Explaining why Micheal Garing received the harsher sentence of death, Justice Choo Han Teck stated in his verdict that Micheal, armed with a parang, had each time violently attacked his victims; he found the prosecution's evidence of the previous robberies relevant to the murder case as the nature of each attack was just as violent as the one that took Shanmuganathan's life. For this, he stated it was justified to sentence Micheal to suffer death based on his conduct at the time of the attacks and murder.

As for Tony Imba, Justice Choo contended that he may have shared the common intention with Micheal, Hairee Landak and the missing Donny Meluda to rob the victims, he accepted the submissions of Tony's lawyer Amarick Gill that Tony did not inflict the fatal injuries on Shanmuganathan despite being the initiator of the attack, which gave him a lower culpability than Micheal on the charge of murder. Hence, he resisted the urgings of the prosecution to give Tony the death sentence and instead exercise his discretion to commit Tony to incarceration for life with caning.

The families and friends of Micheal Garing and Tony Imba were present in the courtroom when the sentence was passed. Tony's 45-year-old elder brother Dom Imba said to reporters that the family was grateful that Tony would not be hanged. Amarick Gill also told reporters that even though a life sentence was nonetheless a harsh punishment, he stated that it was a fair sentence for Tony in relation to his crime.

On the other hand, Micheal's 64-year-old father Garing Kanyan, who had been praying for his son to escape the death penalty since his son's arrest, told reporters that the family reacted badly to Micheal's sentence.
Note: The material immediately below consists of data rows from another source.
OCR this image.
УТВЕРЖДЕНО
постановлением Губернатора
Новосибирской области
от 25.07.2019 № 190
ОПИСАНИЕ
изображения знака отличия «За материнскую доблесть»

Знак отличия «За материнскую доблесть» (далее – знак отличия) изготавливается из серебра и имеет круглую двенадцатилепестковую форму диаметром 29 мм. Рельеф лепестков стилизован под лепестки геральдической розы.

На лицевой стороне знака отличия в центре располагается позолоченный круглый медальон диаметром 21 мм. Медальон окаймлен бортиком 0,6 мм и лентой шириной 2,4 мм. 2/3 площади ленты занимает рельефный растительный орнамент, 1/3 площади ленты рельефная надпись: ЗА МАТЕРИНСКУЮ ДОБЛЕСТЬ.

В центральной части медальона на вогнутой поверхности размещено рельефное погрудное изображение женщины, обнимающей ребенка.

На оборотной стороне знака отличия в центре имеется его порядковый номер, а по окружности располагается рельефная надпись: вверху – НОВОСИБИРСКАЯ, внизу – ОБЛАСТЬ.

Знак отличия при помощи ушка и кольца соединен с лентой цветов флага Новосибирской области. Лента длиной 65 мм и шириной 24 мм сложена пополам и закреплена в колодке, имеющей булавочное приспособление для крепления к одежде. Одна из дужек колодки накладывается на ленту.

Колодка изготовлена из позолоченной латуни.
He added that he had a bad feeling when everyone in the courtroom was told to stand before Micheal was sentenced (especially after they remained on their seats when Tony was sentenced to life imprisonment), and his worst fears were confirmed when he heard the death sentence being pronounced on Micheal, who later sought forgiveness from him after his sentencing. He also said the family will not lose hope and will seek to have Micheal escape the death penalty. It is not known if the surviving victims and their loved ones, and the family of the deceased victim Shanmuganathan Dillidurai is present to witness their attackers being sentenced.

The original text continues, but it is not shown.